Vom Hänger in die Schoß!
    Früher hatten sich Frauen „altersgemäß“ zu kleiden. Ich wurde noch in diese Zeit hineingeboren, habe sie die ersten Jahrzehnte meines Lebens erlitten.
    Als weibliches Baby musste man „Rosa“ tragen, höchstens mit „Weiß“ geputzt. Wohl, damit gleich auf den ersten Blick klar war, dass sich im Kinderwagerl leider kein „Stammhalter“ befand!
    Dann folgten die Jahre des „Hängers“. Kurze Passe, angekrauster Rock, meistens mit Puffärmeln und Bubikragen bestückt.
    Ab der Taferlklasse ward man in Kleider mit „Leib“ gesteckt. Der Leib reichte bis zur Taille oder auch eine Handbreit drunter oder drüber, je nachdem, ob man ins Kleid erst „reinwachsen“ musste oder bereits „drausgewachsen“ war.
    Wurde man Teenager, was Backfisch hieß, war man in einem Übergangsstadium, textilmäßig im „Niemandsland“. Was man trug, hing von den Müttern ab. Die einen ignorierten töchterliches Heranwachsen und zwangen Backfische weiter ins Leib-Kleid, auch wenn sprießende Formen den brustabnäherlosen Leib zu sprengen drohten. Andere hielten die Zeit für den Faltenrock reif. Wochentags kariert, sonntags dunkelblau. Ab Tanzschulalter, das mit 16 einsetzte, ging man nahtlos zur „Frauen-Mode“ über. Dann war erlaubt, was „die Saison“ befahl. Jährlich eine neue Rocklänge etwa, wobei die im Abstand vom Boden zum Rocksaum angegeben war! Es wurde also auf Gesamt- und Beinlänge der Frau keine Rücksicht genommen, wodurch manchen Damen der „aktuelle“ Kittel bis zur halben Wade, manchen bis zu den Knöcheln reichte. Es gab auch pro Saison eine „Linie“, symbolisiert durch Buchstaben wie A, Y, X oder T, und die Figur hatte sich dem Buchstaben anzupassen. T war: Schultern breit, drunter schmal. Y war: Breiter Oberleib, von der Taille an schmal. X war: Enge Taille, Schultern und Hüften breit. A war: Vom Hals an wie ein Stanitzl!

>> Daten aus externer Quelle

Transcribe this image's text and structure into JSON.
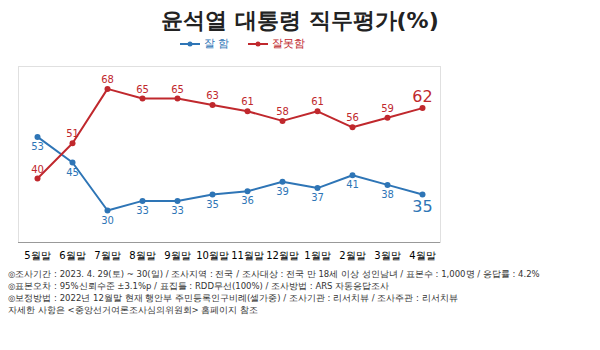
{
  "chart_data": {
    "type": "line",
    "title": "윤석열 대통령 직무평가(%)",
    "categories": [
      "5월말",
      "6월말",
      "7월말",
      "8월말",
      "9월말",
      "10월말",
      "11월말",
      "12월말",
      "1월말",
      "2월말",
      "3월말",
      "4월말"
    ],
    "series": [
      {
        "name": "잘 함",
        "color": "#2e75b6",
        "marker": "circle",
        "values": [
          53,
          45,
          30,
          33,
          33,
          35,
          36,
          39,
          37,
          41,
          38,
          35
        ]
      },
      {
        "name": "잘못함",
        "color": "#c0282d",
        "marker": "circle",
        "values": [
          40,
          51,
          68,
          65,
          65,
          63,
          61,
          58,
          61,
          56,
          59,
          62
        ]
      }
    ],
    "ylim": [
      20,
      75
    ],
    "tick_labels": "x",
    "data_labels": true,
    "legend": "top",
    "grid": false,
    "notes": [
      "◎조사기간 : 2023. 4. 29(토) ~ 30(일) / 조사지역 : 전국 / 조사대상 : 전국 만 18세 이상 성인남녀 / 표본수 : 1,000명 / 응답률 : 4.2%",
      "◎표본오차 : 95%신뢰수준 ±3.1%p / 표집틀 : RDD무선(100%) / 조사방법 : ARS 자동응답조사",
      "◎보정방법 : 2022년 12월말 현재 행안부 주민등록인구비례(셀가중) / 조사기관 : 리서치뷰 / 조사주관 : 리서치뷰",
      "자세한 사항은 <중앙선거여론조사심의위원회> 홈페이지 참조"
    ]
  }
}
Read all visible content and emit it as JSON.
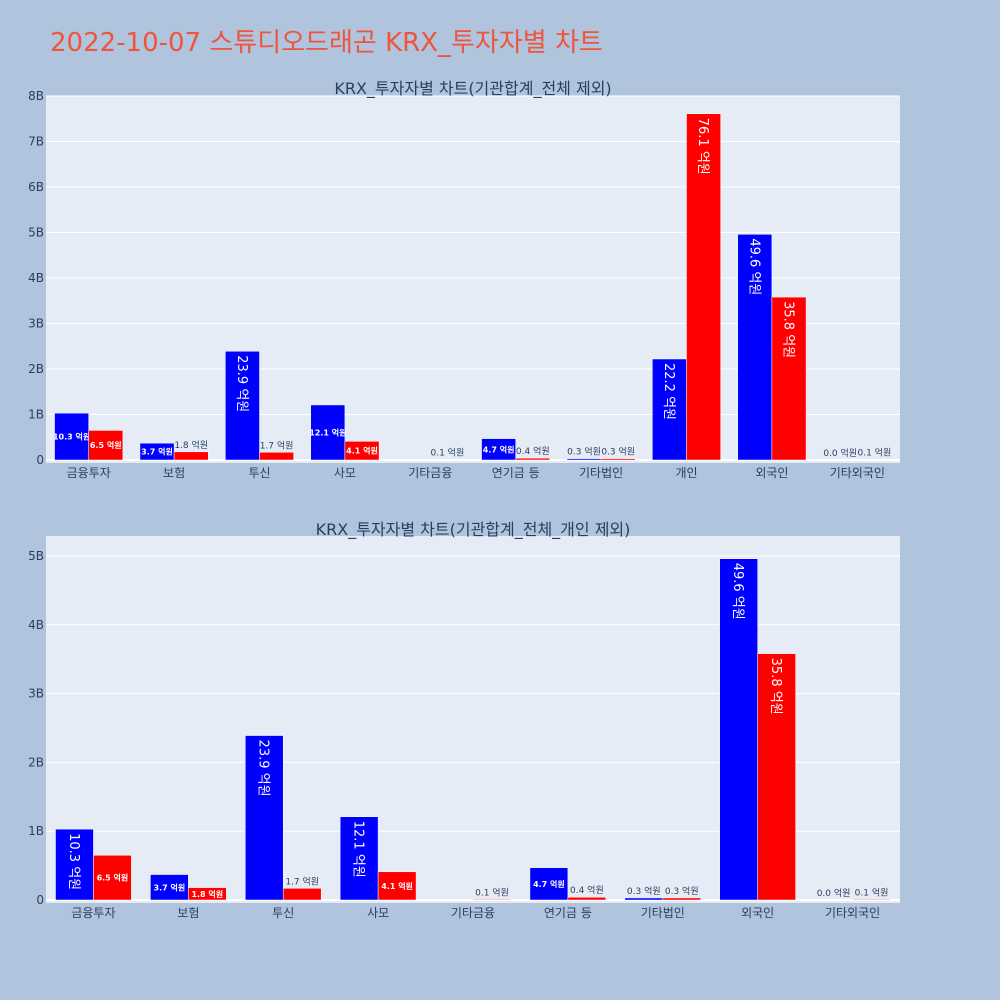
{
  "page_title": "2022-10-07 스튜디오드래곤 KRX_투자자별 차트",
  "colors": {
    "series_1": "#0000ff",
    "series_2": "#ff0000",
    "plot_bg": "#e5ecf6",
    "page_bg": "#b0c4de"
  },
  "chart_data": [
    {
      "type": "bar",
      "title": "KRX_투자자별 차트(기관합계_전체 제외)",
      "categories": [
        "금융투자",
        "보험",
        "투신",
        "사모",
        "기타금융",
        "연기금 등",
        "기타법인",
        "개인",
        "외국인",
        "기타외국인"
      ],
      "ylim": [
        0,
        8000000000
      ],
      "yticks": [
        0,
        1000000000,
        2000000000,
        3000000000,
        4000000000,
        5000000000,
        6000000000,
        7000000000,
        8000000000
      ],
      "ytick_labels": [
        "0",
        "1B",
        "2B",
        "3B",
        "4B",
        "5B",
        "6B",
        "7B",
        "8B"
      ],
      "grid": true,
      "series": [
        {
          "color": "#0000ff",
          "values": [
            1030000000,
            370000000,
            2390000000,
            1210000000,
            0,
            470000000,
            30000000,
            2220000000,
            4960000000,
            0
          ],
          "labels": [
            "10.3 억원",
            "3.7 억원",
            "23.9 억원",
            "12.1 억원",
            "",
            "4.7 억원",
            "0.3 억원",
            "22.2 억원",
            "49.6 억원",
            "0.0 억원"
          ]
        },
        {
          "color": "#ff0000",
          "values": [
            650000000,
            180000000,
            170000000,
            410000000,
            10000000,
            40000000,
            30000000,
            7610000000,
            3580000000,
            10000000
          ],
          "labels": [
            "6.5 억원",
            "1.8 억원",
            "1.7 억원",
            "4.1 억원",
            "0.1 억원",
            "0.4 억원",
            "0.3 억원",
            "76.1 억원",
            "35.8 억원",
            "0.1 억원"
          ]
        }
      ]
    },
    {
      "type": "bar",
      "title": "KRX_투자자별 차트(기관합계_전체_개인 제외)",
      "categories": [
        "금융투자",
        "보험",
        "투신",
        "사모",
        "기타금융",
        "연기금 등",
        "기타법인",
        "외국인",
        "기타외국인"
      ],
      "ylim": [
        0,
        5290000000
      ],
      "yticks": [
        0,
        1000000000,
        2000000000,
        3000000000,
        4000000000,
        5000000000
      ],
      "ytick_labels": [
        "0",
        "1B",
        "2B",
        "3B",
        "4B",
        "5B"
      ],
      "grid": true,
      "series": [
        {
          "color": "#0000ff",
          "values": [
            1030000000,
            370000000,
            2390000000,
            1210000000,
            0,
            470000000,
            30000000,
            4960000000,
            0
          ],
          "labels": [
            "10.3 억원",
            "3.7 억원",
            "23.9 억원",
            "12.1 억원",
            "",
            "4.7 억원",
            "0.3 억원",
            "49.6 억원",
            "0.0 억원"
          ]
        },
        {
          "color": "#ff0000",
          "values": [
            650000000,
            180000000,
            170000000,
            410000000,
            10000000,
            40000000,
            30000000,
            3580000000,
            10000000
          ],
          "labels": [
            "6.5 억원",
            "1.8 억원",
            "1.7 억원",
            "4.1 억원",
            "0.1 억원",
            "0.4 억원",
            "0.3 억원",
            "35.8 억원",
            "0.1 억원"
          ]
        }
      ]
    }
  ]
}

    War man dann um die fünfzig, musste man vom Saisonangebot lassen und „zeitlos madamig“ sein. Dann trug man statt Röcken „Schoßen“, statt Pumps „Trotteurs“, statt Pullis „englische Kostümjacken“ und Hüte, Riesenkrapfen ähnlich, die Boxhiebe abbekommen hatten. Natürlich soll man dieser geregelten Textil-Zeit nicht nachtrauern, aber eins ist wahr: Des stolzen Gefühles, das unsereiner hatte, wenn er vom „Hänger“ in den „Leib“ wechseln durfte, gehen Kinder heute verlustig.

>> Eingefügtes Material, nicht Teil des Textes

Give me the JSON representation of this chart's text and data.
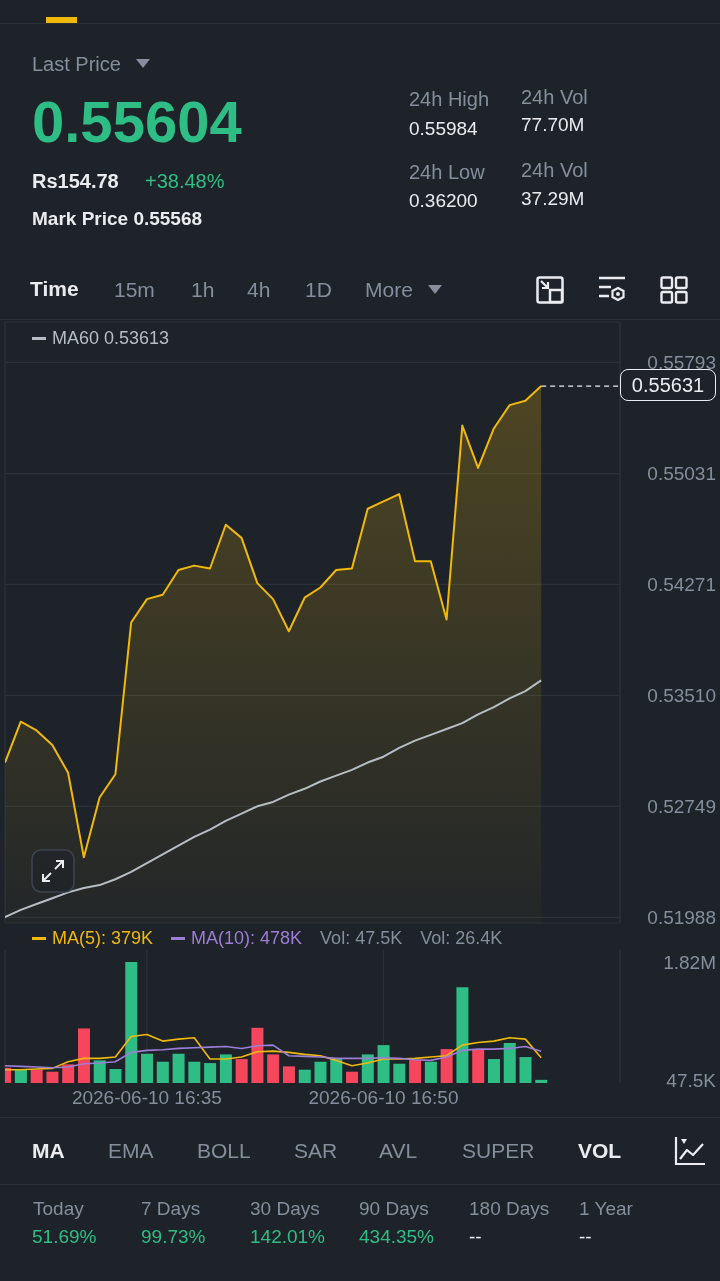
{
  "chart_data": [
    {
      "type": "area",
      "legend": "top left",
      "grid": true,
      "tick_labels": "y",
      "x": [
        "2026-06-10T16:26",
        "2026-06-10T16:27",
        "2026-06-10T16:28",
        "2026-06-10T16:29",
        "2026-06-10T16:30",
        "2026-06-10T16:31",
        "2026-06-10T16:32",
        "2026-06-10T16:33",
        "2026-06-10T16:34",
        "2026-06-10T16:35",
        "2026-06-10T16:36",
        "2026-06-10T16:37",
        "2026-06-10T16:38",
        "2026-06-10T16:39",
        "2026-06-10T16:40",
        "2026-06-10T16:41",
        "2026-06-10T16:42",
        "2026-06-10T16:43",
        "2026-06-10T16:44",
        "2026-06-10T16:45",
        "2026-06-10T16:46",
        "2026-06-10T16:47",
        "2026-06-10T16:48",
        "2026-06-10T16:49",
        "2026-06-10T16:50",
        "2026-06-10T16:51",
        "2026-06-10T16:52",
        "2026-06-10T16:53",
        "2026-06-10T16:54",
        "2026-06-10T16:55",
        "2026-06-10T16:56",
        "2026-06-10T16:57",
        "2026-06-10T16:58",
        "2026-06-10T16:59",
        "2026-06-10T17:00"
      ],
      "xlim": [
        "2026-06-10T16:26",
        "2026-06-10T17:05"
      ],
      "xticks": [
        {
          "value": "2026-06-10T16:35",
          "label": null
        },
        {
          "value": "2026-06-10T16:50",
          "label": null
        }
      ],
      "ylim": [
        0.5195,
        0.5607
      ],
      "yticks": [
        0.51988,
        0.52749,
        {
          "value": 0.5351,
          "label": "0.53510"
        },
        0.54271,
        0.55031,
        0.55793
      ],
      "ref_lines": [
        {
          "axis": "y",
          "value": 0.55631,
          "label": "0.55631",
          "line_style": "dashed",
          "color": "#eaecef"
        }
      ],
      "annotations": [
        "Last Price",
        "0.55604",
        "Rs154.78",
        "+38.48%",
        "Mark Price 0.55568",
        "24h High",
        "0.55984",
        "24h Vol",
        "77.70M",
        "24h Low",
        "0.36200",
        "24h Vol",
        "37.29M",
        "Time",
        "15m",
        "1h",
        "4h",
        "1D",
        "More"
      ],
      "series": [
        {
          "color": "#f0b90b",
          "values": [
            0.5305,
            0.5333,
            0.5327,
            0.5317,
            0.5298,
            0.524,
            0.5281,
            0.5297,
            0.5401,
            0.5417,
            0.542,
            0.5437,
            0.544,
            0.5438,
            0.5468,
            0.5459,
            0.5428,
            0.5417,
            0.5395,
            0.5418,
            0.5425,
            0.5437,
            0.5438,
            0.5479,
            0.5484,
            0.5489,
            0.5443,
            0.5443,
            0.5403,
            0.5536,
            0.5507,
            0.5534,
            0.555,
            0.5553,
            0.55631
          ]
        },
        {
          "type": "line",
          "name": "MA60 0.53613",
          "color": "#b7bdc6",
          "values": [
            0.5199,
            0.5204,
            0.5208,
            0.5212,
            0.5216,
            0.5219,
            0.5221,
            0.5225,
            0.523,
            0.5236,
            0.5242,
            0.5248,
            0.5254,
            0.5259,
            0.5265,
            0.527,
            0.5275,
            0.5278,
            0.5283,
            0.5287,
            0.5292,
            0.5296,
            0.53,
            0.5305,
            0.5309,
            0.5315,
            0.532,
            0.5324,
            0.5328,
            0.5332,
            0.5338,
            0.5343,
            0.5349,
            0.5354,
            0.53613
          ]
        }
      ]
    },
    {
      "type": "bar",
      "legend": "top left",
      "grid": "x",
      "x": [
        "2026-06-10T16:26",
        "2026-06-10T16:27",
        "2026-06-10T16:28",
        "2026-06-10T16:29",
        "2026-06-10T16:30",
        "2026-06-10T16:31",
        "2026-06-10T16:32",
        "2026-06-10T16:33",
        "2026-06-10T16:34",
        "2026-06-10T16:35",
        "2026-06-10T16:36",
        "2026-06-10T16:37",
        "2026-06-10T16:38",
        "2026-06-10T16:39",
        "2026-06-10T16:40",
        "2026-06-10T16:41",
        "2026-06-10T16:42",
        "2026-06-10T16:43",
        "2026-06-10T16:44",
        "2026-06-10T16:45",
        "2026-06-10T16:46",
        "2026-06-10T16:47",
        "2026-06-10T16:48",
        "2026-06-10T16:49",
        "2026-06-10T16:50",
        "2026-06-10T16:51",
        "2026-06-10T16:52",
        "2026-06-10T16:53",
        "2026-06-10T16:54",
        "2026-06-10T16:55",
        "2026-06-10T16:56",
        "2026-06-10T16:57",
        "2026-06-10T16:58",
        "2026-06-10T16:59",
        "2026-06-10T17:00"
      ],
      "xlim": [
        "2026-06-10T16:26",
        "2026-06-10T17:05"
      ],
      "xticks": [
        {
          "value": "2026-06-10T16:35",
          "label": "2026-06-10 16:35"
        },
        {
          "value": "2026-06-10T16:50",
          "label": "2026-06-10 16:50"
        }
      ],
      "ylim": [
        0,
        2000000
      ],
      "yticks": [
        {
          "value": 47500,
          "label": "47.5K"
        },
        {
          "value": 1820000,
          "label": "1.82M"
        }
      ],
      "annotations": [
        "Vol: 47.5K",
        "Vol: 26.4K",
        "MA",
        "EMA",
        "BOLL",
        "SAR",
        "AVL",
        "SUPER",
        "VOL",
        "Today",
        "51.69%",
        "7 Days",
        "99.73%",
        "30 Days",
        "142.01%",
        "90 Days",
        "434.35%",
        "180 Days",
        "--",
        "1 Year",
        "--"
      ],
      "series": [
        {
          "colors": [
            "#f6465d",
            "#2ebd85",
            "#f6465d",
            "#f6465d",
            "#f6465d",
            "#f6465d",
            "#2ebd85",
            "#2ebd85",
            "#2ebd85",
            "#2ebd85",
            "#2ebd85",
            "#2ebd85",
            "#2ebd85",
            "#2ebd85",
            "#2ebd85",
            "#f6465d",
            "#f6465d",
            "#f6465d",
            "#f6465d",
            "#2ebd85",
            "#2ebd85",
            "#2ebd85",
            "#f6465d",
            "#2ebd85",
            "#2ebd85",
            "#2ebd85",
            "#f6465d",
            "#2ebd85",
            "#f6465d",
            "#2ebd85",
            "#f6465d",
            "#2ebd85",
            "#2ebd85",
            "#2ebd85",
            "#2ebd85"
          ],
          "values": [
            230000,
            200000,
            200000,
            170000,
            280000,
            820000,
            340000,
            210000,
            1820000,
            440000,
            320000,
            440000,
            320000,
            300000,
            430000,
            360000,
            830000,
            430000,
            250000,
            200000,
            320000,
            360000,
            170000,
            430000,
            570000,
            290000,
            350000,
            320000,
            510000,
            1440000,
            500000,
            360000,
            600000,
            390000,
            47500
          ]
        },
        {
          "type": "line",
          "name": "MA(5): 379K",
          "color": "#f0b90b",
          "values": [
            200000,
            200000,
            210000,
            220000,
            320000,
            370000,
            370000,
            390000,
            700000,
            730000,
            630000,
            660000,
            680000,
            360000,
            360000,
            390000,
            470000,
            480000,
            460000,
            430000,
            410000,
            340000,
            260000,
            300000,
            360000,
            360000,
            370000,
            390000,
            410000,
            570000,
            610000,
            630000,
            680000,
            660000,
            379000
          ]
        },
        {
          "type": "line",
          "name": "MA(10): 478K",
          "color": "#9c7ed6",
          "values": [
            260000,
            250000,
            240000,
            230000,
            240000,
            290000,
            300000,
            320000,
            460000,
            490000,
            500000,
            520000,
            530000,
            540000,
            550000,
            520000,
            560000,
            570000,
            410000,
            400000,
            390000,
            370000,
            370000,
            370000,
            380000,
            370000,
            350000,
            340000,
            390000,
            490000,
            510000,
            510000,
            520000,
            550000,
            478000
          ]
        }
      ]
    }
  ]
}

    Keine „Schoß“ tragen zu müssen entschädigt dafür aber Jahrzehnte später bei Weitem.

Im Fettnäpfchen
    Taktlosigkeiten können absichtlich gesetzt oder ohne Arg begangen werden. Erstere mögen, wegen der kränkenden Absicht, die gemeineren sein, aber vernichtender wirken die ungewollten Taktlosigkeiten.
    Sagt man, voll Hinterhalt, mit sanft gebremstem Hohn zu jemandem, den man bisher glatzig kannte: „Ach, dir sind ja Haare gewachsen!“, wird das der Herr nicht als nett empfinden. Sitzt dieser Herr aber in einer Runde, die rätselt, welch psychischen Defekt einer haben muss, der nicht im Glanze seiner Glatze außer Haus geht, fühlt er sich sicher noch mieser.